O Governo de São Paulo entrega nesta semana o primeiro trecho da Linha 6-Laranja do Metrô. Com a inauguração, a estação Água Branca, na zona Oeste da capital paulista, passa a ser a mais profunda em operação na América Latina, com 47,8 metros abaixo do nível da superfície.
O recorde era da estação Santa Cruz, na zona Sul, que atende as linhas 1-Azul e 5-Lilás e está localizada a 41,5 metros de profundidade. Segundo o governo estadual, a característica da nova estação está relacionada às condições geológicas da região e à necessidade de os túneis passarem sob o Rio Tietê e a linha 4-Amarela.
Quando a linha 6-Laranja estiver totalmente concluída, o próprio ramal passará a concentrar as estações mais profundas do continente.

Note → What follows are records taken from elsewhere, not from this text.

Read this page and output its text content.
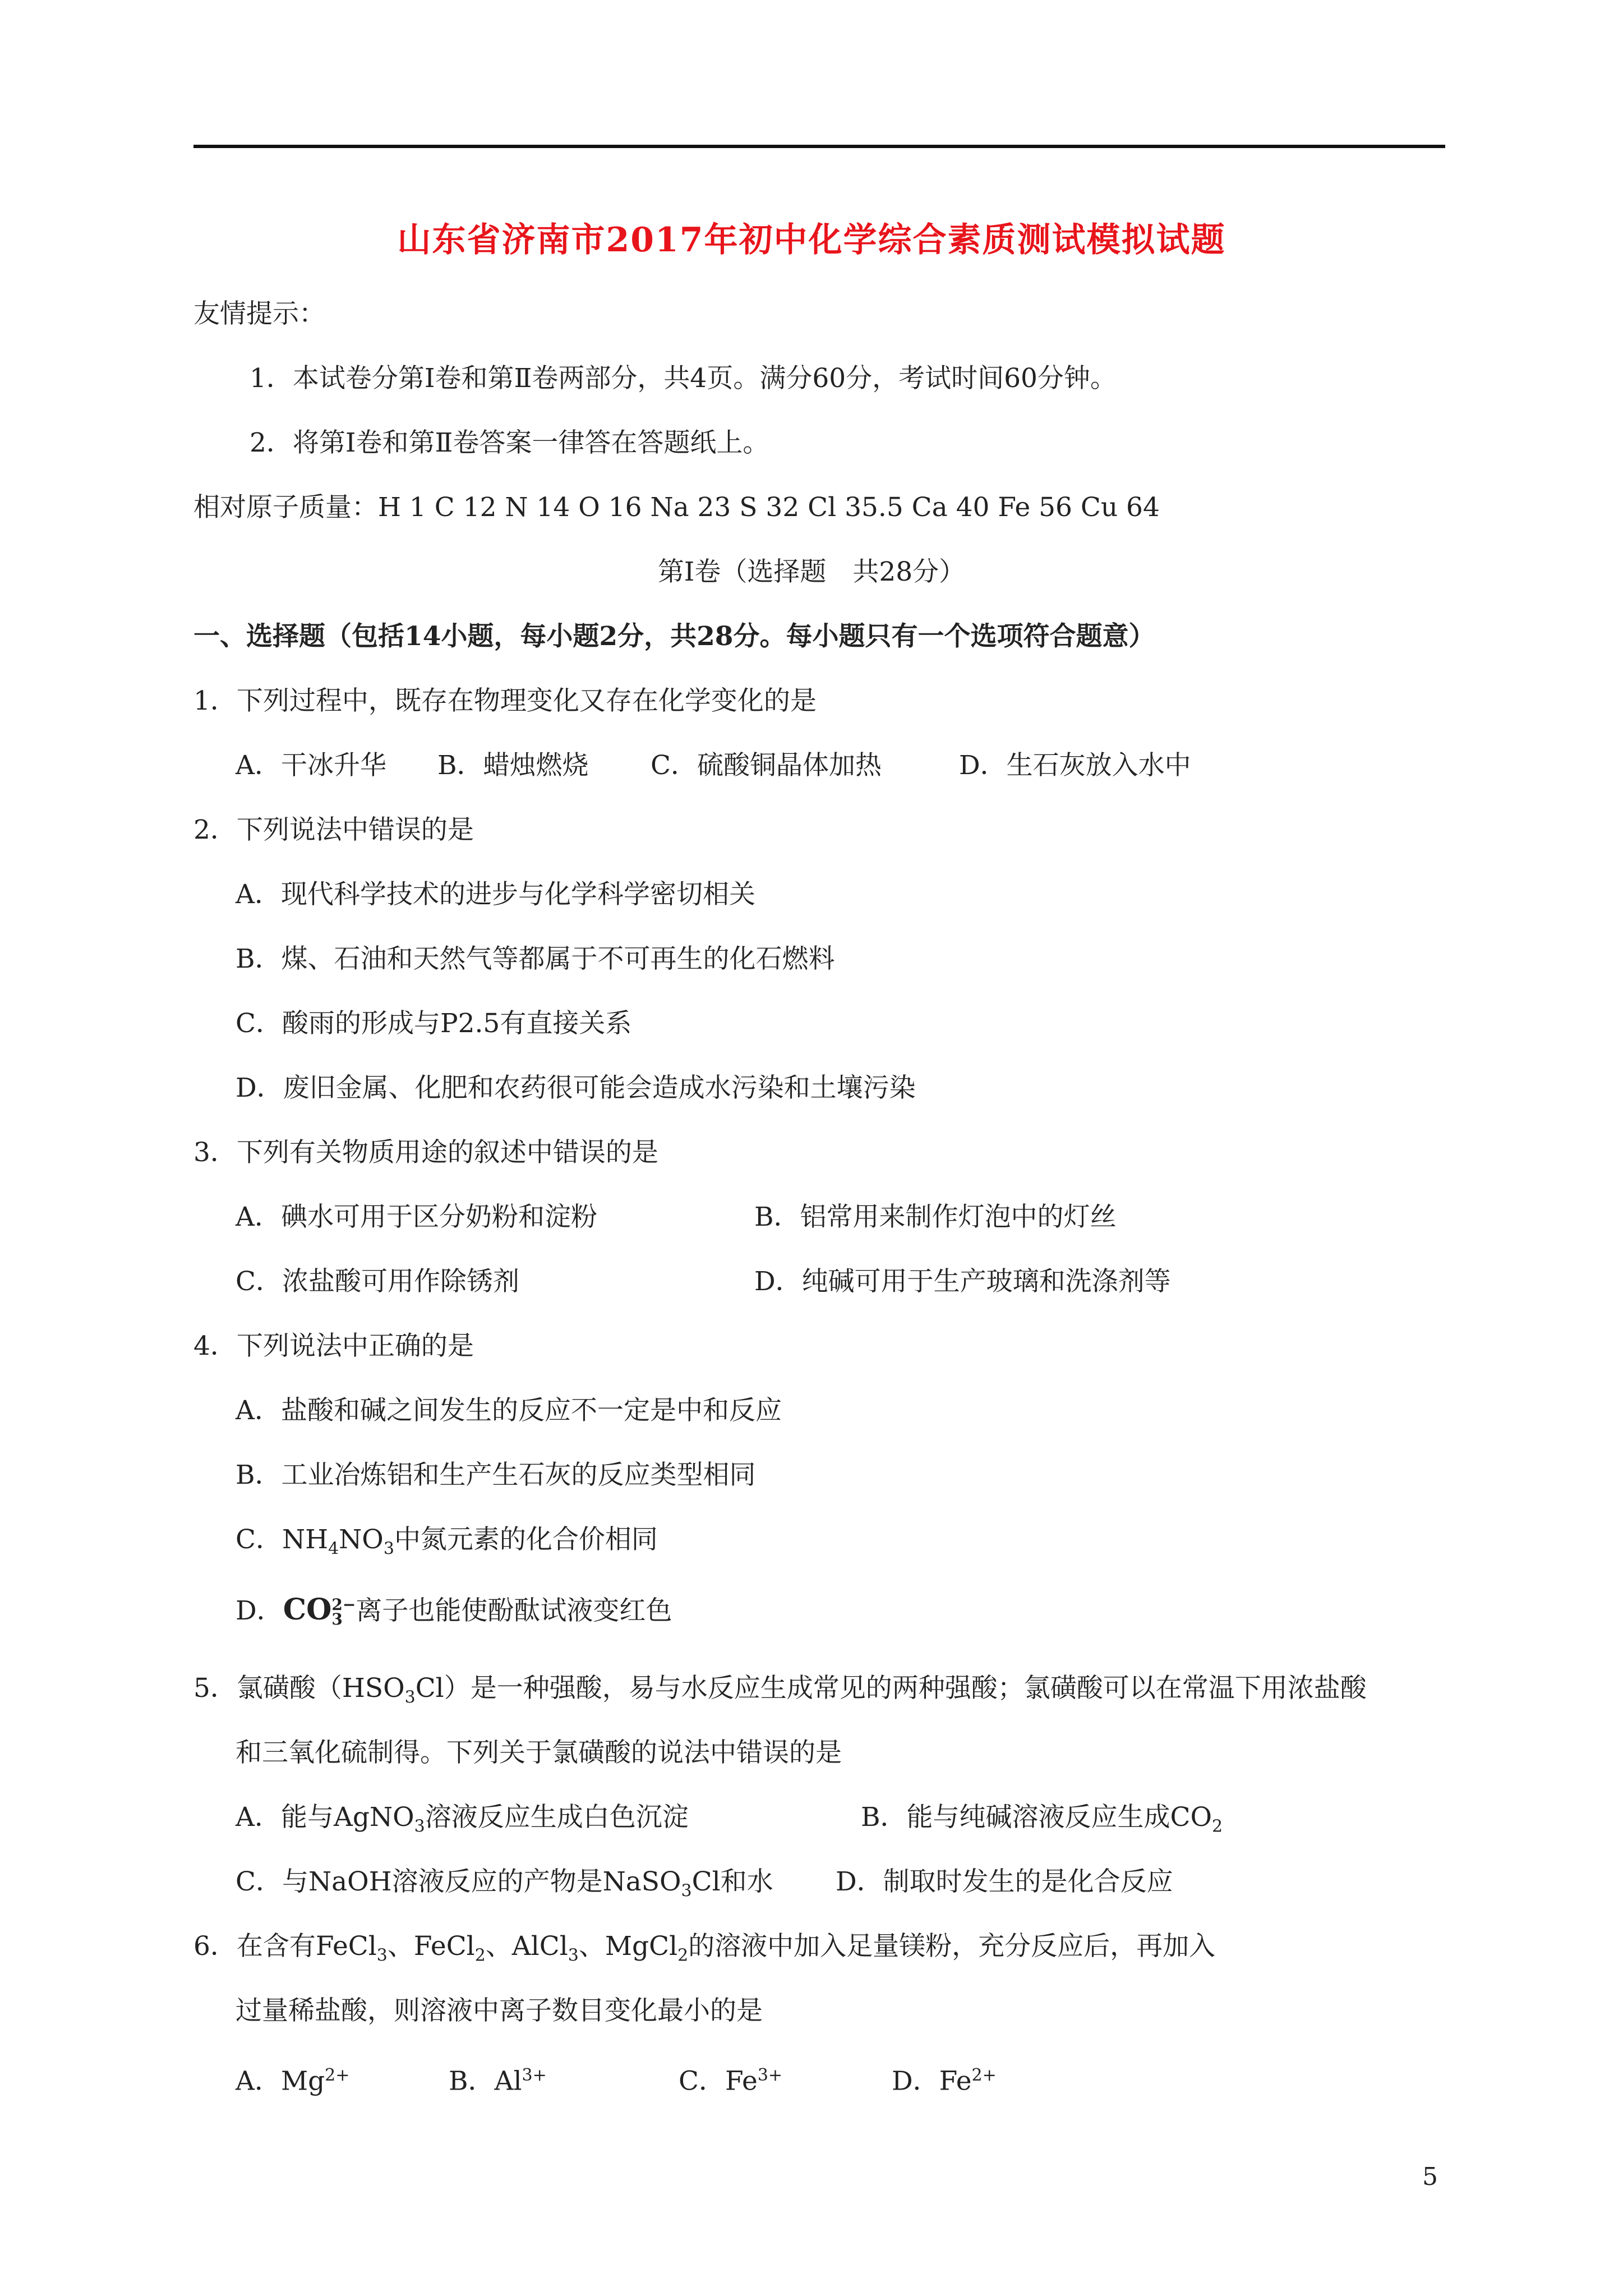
山东省济南市2017年初中化学综合素质测试模拟试题
友情提示：
1．本试卷分第Ⅰ卷和第Ⅱ卷两部分，共4页。满分60分，考试时间60分钟。
2．将第Ⅰ卷和第Ⅱ卷答案一律答在答题纸上。
相对原子质量：H 1 C 12 N 14 O 16 Na 23 S 32 Cl 35.5 Ca 40 Fe 56 Cu 64
第Ⅰ卷（选择题　共28分）
一、选择题（包括14小题，每小题2分，共28分。每小题只有一个选项符合题意）
1．下列过程中，既存在物理变化又存在化学变化的是
A．干冰升华 B．蜡烛燃烧 C．硫酸铜晶体加热	D．生石灰放入水中
2．下列说法中错误的是
A．现代科学技术的进步与化学科学密切相关
B．煤、石油和天然气等都属于不可再生的化石燃料
C．酸雨的形成与P2.5有直接关系
D．废旧金属、化肥和农药很可能会造成水污染和土壤污染
3．下列有关物质用途的叙述中错误的是
A．碘水可用于区分奶粉和淀粉	B．铝常用来制作灯泡中的灯丝
C．浓盐酸可用作除锈剂	D．纯碱可用于生产玻璃和洗涤剂等
4．下列说法中正确的是
A．盐酸和碱之间发生的反应不一定是中和反应
B．工业冶炼铝和生产生石灰的反应类型相同
C．$NH_4NO_3$中氮元素的化合价相同
D．CO 2−
3 离子也能使酚酞试液变红色
5．氯磺酸$(HSO_3Cl)$是一种强酸，易与水反应生成常见的两种强酸；氯磺酸可以在常温下用浓盐酸
和三氧化硫制得。下列关于氯磺酸的说法中错误的是
A．能与AgNO$_3$溶液反应生成白色沉淀	B．能与纯碱溶液反应生成$CO_2$
C．与NaOH溶液反应的产物是NaSO$_3$Cl和水 D．制取时发生的是化合反应
6．在含有FeCl$_3$、FeCl$_2$、AlCl$_3$、MgCl$_2$的溶液中加入足量镁粉，充分反应后，再加入
过量稀盐酸，则溶液中离子数目变化最小的是
A．$Mg^{2+}$	B．$Al^{3+}$	C．$Fe^{3+}$	D．$Fe^{2+}$
5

A futura estação Itaberaba-Hospital Vila Penteado, na zona Norte, terá mais de 65 metros de profundidade.
As estações da região central, Higienópolis-Mackenzie, com 64,86 metros, e Bela Vista, com 60,68 metros, também estarão entre as mais profundas da rede metroviária.
Operação assistida
O primeiro trecho em funcionamento contará com seis estações: João Paulo I, Freguesia do Ó, Santa Marina, Água Branca, Sesc-Pompeia e Perdizes.
Nesta fase inicial, a operação será assistida, com funcionamento de segunda a sexta-feira, das 10h às 15h, exceto feriados. Durante esse período, os passageiros poderão utilizar os trens gratuitamente. A integração com a Linha 7-Rubi da CPTM, na Estação Água Branca, seguirá com cobrança de tarifa.
Cada estação terá apenas um acesso aberto ao público. O serviço será realizado por dois trens operando no sistema *shuttle*, com uma composição em cada via, o que resultará em intervalos médios de 19 minutos entre as viagens.
Embora a Linha 6-Laranja tenha sido projetada para operar futuramente com condução automática, neste início os trens serão conduzidos por operadores.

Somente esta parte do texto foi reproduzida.